J’ai mis du temps à comprendre que cela veut dire qu’avec la personne du Christ, on entre déjà dans un Royaume d’amour, de justice et de paix. Mais bien sûr pas complètement, car nous demeurons dans l’histoire, au sein même de ces conflits qui caractérisent l’histoire de l’humanité. Du coup, cette justice prend un visage très singulier, qui est celui de Jésus-Christ. Et la justice de Dieu, qui pourrait nous apparaître comme une justice écrasante qui nous tombe dessus, prend le visage d’un homme blessé, qui porte sur lui cette injustice et qui nous en sort.
Mais tout de même, nous aimerions bien que le monde soit plus juste ; nous sommes tristes parfois de voir les méchants l’emporter. Jésus lui-même d’ailleurs va manger avec les pécheurs et délaisse les justes ! C’est que la justice qui prend corps en la personne de Jésus vient tout renverser, à commencer par nos propres échelles de valeurs. En allant chercher les lépreux, les boiteux, les paralytiques, les prostituées, Il renverse nos hiérarchies les plus établies. En cela, la justice de Dieu est profondément subversive. Comme d’ailleurs l’est la Résurrection, qui brise la frontière de la mort. Et c’est cette rupture qui ouvre des temps nouveaux qui viennent s’inscrire dans l’histoire, mais pas complètement. Nous en avons un avant-goût, mais les temps nouveaux ne sont pas achevés.

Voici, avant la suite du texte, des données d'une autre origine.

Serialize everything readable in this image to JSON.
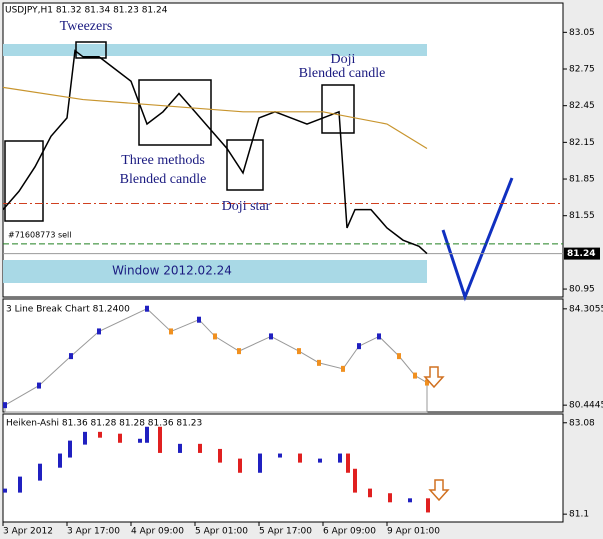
{
  "chart_data": [
    {
      "type": "line",
      "title": "USDJPY,H1  81.32 81.34 81.23 81.24",
      "x": [
        0,
        4,
        8,
        12,
        16,
        18,
        20,
        24,
        28,
        32,
        36,
        40,
        44,
        48,
        52,
        56,
        60,
        64,
        68,
        72,
        76,
        80,
        84,
        86,
        88,
        92,
        96,
        100,
        104,
        106
      ],
      "series": [
        {
          "name": "USDJPY",
          "color": "#000000",
          "values": [
            81.6,
            81.75,
            81.95,
            82.2,
            82.35,
            82.9,
            82.85,
            82.85,
            82.75,
            82.65,
            82.3,
            82.4,
            82.55,
            82.4,
            82.25,
            82.1,
            81.9,
            82.35,
            82.4,
            82.35,
            82.3,
            82.35,
            82.4,
            81.45,
            81.6,
            81.6,
            81.45,
            81.35,
            81.3,
            81.24
          ]
        },
        {
          "name": "MA",
          "color": "#c8952e",
          "x": [
            0,
            20,
            40,
            60,
            80,
            96,
            106
          ],
          "values": [
            82.6,
            82.5,
            82.45,
            82.4,
            82.4,
            82.3,
            82.1
          ]
        }
      ],
      "levels": [
        {
          "value": 81.65,
          "color": "#d04020"
        },
        {
          "value": 81.32,
          "color": "#208020"
        }
      ],
      "last": 81.24,
      "annotations": [
        "Tweezers",
        "Doji",
        "Blended candle",
        "Three methods",
        "Blended candle",
        "Doji star",
        "#71608773 sell",
        "Window 2012.02.24"
      ],
      "xlim": [
        0,
        140
      ],
      "ylim": [
        80.885,
        83.29
      ],
      "yticks": [
        83.05,
        82.75,
        82.45,
        82.15,
        81.85,
        81.55,
        80.95
      ]
    },
    {
      "type": "area",
      "title": "3 Line Break Chart 81.2400",
      "x": [
        0.5,
        9,
        17,
        24,
        36,
        42,
        49,
        53,
        59,
        67,
        74,
        79,
        85,
        89,
        94,
        99,
        103,
        106
      ],
      "series": [
        {
          "name": "3 Line Break",
          "color": "#2020c0",
          "down_color": "#f09020",
          "values": [
            80.445,
            81.23,
            82.41,
            83.4,
            84.31,
            83.4,
            83.87,
            83.2,
            82.61,
            83.2,
            82.61,
            82.14,
            81.9,
            82.81,
            83.2,
            82.41,
            81.63,
            81.35
          ]
        }
      ],
      "xlim": [
        0,
        140
      ],
      "ylim": [
        80.17,
        84.7
      ],
      "yticks": [
        84.3055,
        80.4445
      ]
    },
    {
      "type": "bar",
      "title": "Heiken-Ashi 81.36 81.28 81.28 81.36 81.23",
      "x": [
        0.5,
        4.25,
        9.25,
        14.25,
        16.75,
        20.5,
        24.25,
        29.25,
        34.25,
        36,
        39.25,
        44.25,
        49.25,
        54.25,
        59.25,
        64.25,
        69.25,
        74.25,
        79.25,
        84.25,
        86.25,
        88,
        91.75,
        96.75,
        101.75,
        106.25
      ],
      "series": [
        {
          "name": "Heiken-Ashi",
          "color": "#2020c0",
          "down_color": "#e02020",
          "values": [
            81.61,
            81.87,
            82.15,
            82.37,
            82.65,
            82.84,
            82.8,
            82.69,
            82.69,
            82.95,
            82.47,
            82.58,
            82.47,
            82.26,
            82.04,
            82.37,
            82.37,
            82.26,
            82.26,
            82.37,
            82.04,
            81.61,
            81.51,
            81.4,
            81.4,
            81.18
          ]
        }
      ],
      "xlim": [
        0,
        140
      ],
      "ylim": [
        80.93,
        83.27
      ],
      "yticks": [
        83.08,
        81.1
      ],
      "xticks": [
        {
          "value": 0,
          "label": "3 Apr 2012"
        },
        {
          "value": 16,
          "label": "3 Apr 17:00"
        },
        {
          "value": 32,
          "label": "4 Apr 09:00"
        },
        {
          "value": 48,
          "label": "5 Apr 01:00"
        },
        {
          "value": 64,
          "label": "5 Apr 17:00"
        },
        {
          "value": 80,
          "label": "6 Apr 09:00"
        },
        {
          "value": 96,
          "label": "9 Apr 01:00"
        }
      ]
    }
  ]
}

Cela veut dire que la justice telle que nous l’entendons, au sens où les méchants seront punis et les bons récompensés, n’adviendra qu’après notre mort ?
Je pose ici une vraie question : comment s’articulent la justice des hommes, telle que nous pouvons la rendre, bien que de manière imparfaite, et l’ultime justice de Dieu, celle des temps eschatologiques ? Il faut bien dire que nous ne pouvons accueillir la nouveauté du Royaume que de manière incomplète et imparfaite. Il nous appartient de nous ajuster de notre mieux à ce Royaume qui vient. La justice humaine, même la justice ecclésiale, est dans ce processus d’ajustement, mais ce processus n’est pas achevé. Il y a ce qu’on appelle la réserve eschatologique, qui dit que ce n’est qu’ultimement que Dieu accomplit Son rêve d’amour, de justice et de paix. Et l’on ne peut pas séparer amour, justice et paix.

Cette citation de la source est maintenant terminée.